The force of tension, as I understand it, is defined as the force exerted on an object connected to the rope/string. For example, $\vec{T_1}$ is the force of tension exerted on the object with mass $m_1$. But what are the forces $\vec{T_1}'$ and $\vec{T_2}'$? My textbook says that these are tension forces too, but I don't understand on which body they act - on the pulley? Well, there's no friction here. So the only reasonable explanation is that these are internal tension forces (which is very different from $\vec{T_1}$ for example). In this case:

1. Why do we even care about them? Don't they all cancel out along the rope (when it's massless)?

2. Why are we interested in the forces $\vec{T_1}'$ and $\vec{T_2}'$ which are acting on the rope tangentially to the pulley and not, for example, in the tension force acting on the pulley itself, that is:

Or maybe in the internal tension forces acting on the rope in some other places?

Answer 1

On the pulley on the left, there are 4 forces applied, $T_1'$, $T_2'$, the gravitational acceleration on the pulley (its weight) $m' g$ (directed downwards), and the tension of the rope at the center of the pulley $T$, which is the one that you draw, but directed upwards. Now, the tension $T$ balances the weight $mg$ and the other two tensions $T_1'$ and $T_2'$, and the pulley don't move. However, the toques of the tensions $T_1'$ and $T_2'$ may not balance, and may result in a rotation of the pulley. In fact, if $L=I\omega$ is the angular momentum of the pulley, $I$ the momentum of inertia, and $\omega$ the angular velocity, one has $$ \frac{d L}{dt} =I\frac{d \omega}{dt}=r T_1'-r T_2' $$ where $r$ is the radius of the pulley and the terms at the right side of the equations are the torques of the tension forces applied to the pulley.

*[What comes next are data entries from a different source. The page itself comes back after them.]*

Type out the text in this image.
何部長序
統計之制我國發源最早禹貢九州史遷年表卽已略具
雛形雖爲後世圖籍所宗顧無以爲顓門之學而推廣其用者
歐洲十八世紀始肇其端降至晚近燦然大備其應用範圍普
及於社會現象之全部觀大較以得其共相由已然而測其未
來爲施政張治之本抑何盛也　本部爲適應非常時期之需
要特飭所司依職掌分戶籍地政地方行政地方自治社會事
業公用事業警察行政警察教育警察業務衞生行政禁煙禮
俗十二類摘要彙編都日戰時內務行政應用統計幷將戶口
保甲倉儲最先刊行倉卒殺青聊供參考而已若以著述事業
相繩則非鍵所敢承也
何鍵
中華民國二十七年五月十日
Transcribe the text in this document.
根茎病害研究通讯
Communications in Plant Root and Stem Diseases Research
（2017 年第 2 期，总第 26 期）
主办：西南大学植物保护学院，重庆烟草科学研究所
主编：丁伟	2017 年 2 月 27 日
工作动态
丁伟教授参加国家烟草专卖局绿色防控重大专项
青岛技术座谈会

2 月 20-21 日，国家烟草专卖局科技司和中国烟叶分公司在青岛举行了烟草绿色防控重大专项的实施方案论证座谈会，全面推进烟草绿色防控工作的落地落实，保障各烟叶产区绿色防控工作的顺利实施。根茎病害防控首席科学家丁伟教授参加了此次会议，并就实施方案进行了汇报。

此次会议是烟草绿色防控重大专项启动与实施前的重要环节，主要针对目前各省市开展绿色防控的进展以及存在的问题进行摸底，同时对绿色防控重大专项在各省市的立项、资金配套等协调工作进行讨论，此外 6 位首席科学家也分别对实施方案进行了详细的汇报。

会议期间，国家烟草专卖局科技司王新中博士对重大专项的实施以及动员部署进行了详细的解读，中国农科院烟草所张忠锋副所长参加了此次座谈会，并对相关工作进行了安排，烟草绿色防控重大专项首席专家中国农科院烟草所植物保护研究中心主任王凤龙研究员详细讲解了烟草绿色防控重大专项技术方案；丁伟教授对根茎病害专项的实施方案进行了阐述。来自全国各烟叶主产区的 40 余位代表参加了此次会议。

If your problem is just to determine the static equilibrium of the system, and not its dynamics, you may want to assume $\frac{d L}{dt}=0$ and therefore balance the two torques $r T_1'=r T'_2$, that is, $T_1'=T_2'$.

Answer 2

If the pulleys are frictionless and the rope and pulleys are massless, then indeed the tension will be the same everywhere along the rope and you can just consider twice the tension acting on the center of the pulley.

It gets more interesting when the pulleys have mass, and there is friction (and even more when the rope also has mass...) . That is when the diagram you drew becomes more useful - there will be net torque on the pulleys so they will have both angular and linear acceleration. But without friction the problem is straightforward - no need to get confused or overthink.

Responding to the comment: $T_1$ and $T_2$ are the same magnitude (massless rope) and as such their torques w.r.t. the center of rotation cancel. But the sum of their forces acts on the center of the pulley - this is true whether there is friction or not: "the center of mass moves as though all forces acting on the body act on the center of mass". The force $T$ to the ceiling balances these two forces. If you imagine the rope making a full turn around a frictionless pulley, then if you pulled it tight you would squish (compress) the pulley but it would not rotate. With the rope halfway around, you are squishing half the pulley - and the force from the suspension to the axle of the pulley provides the counter force.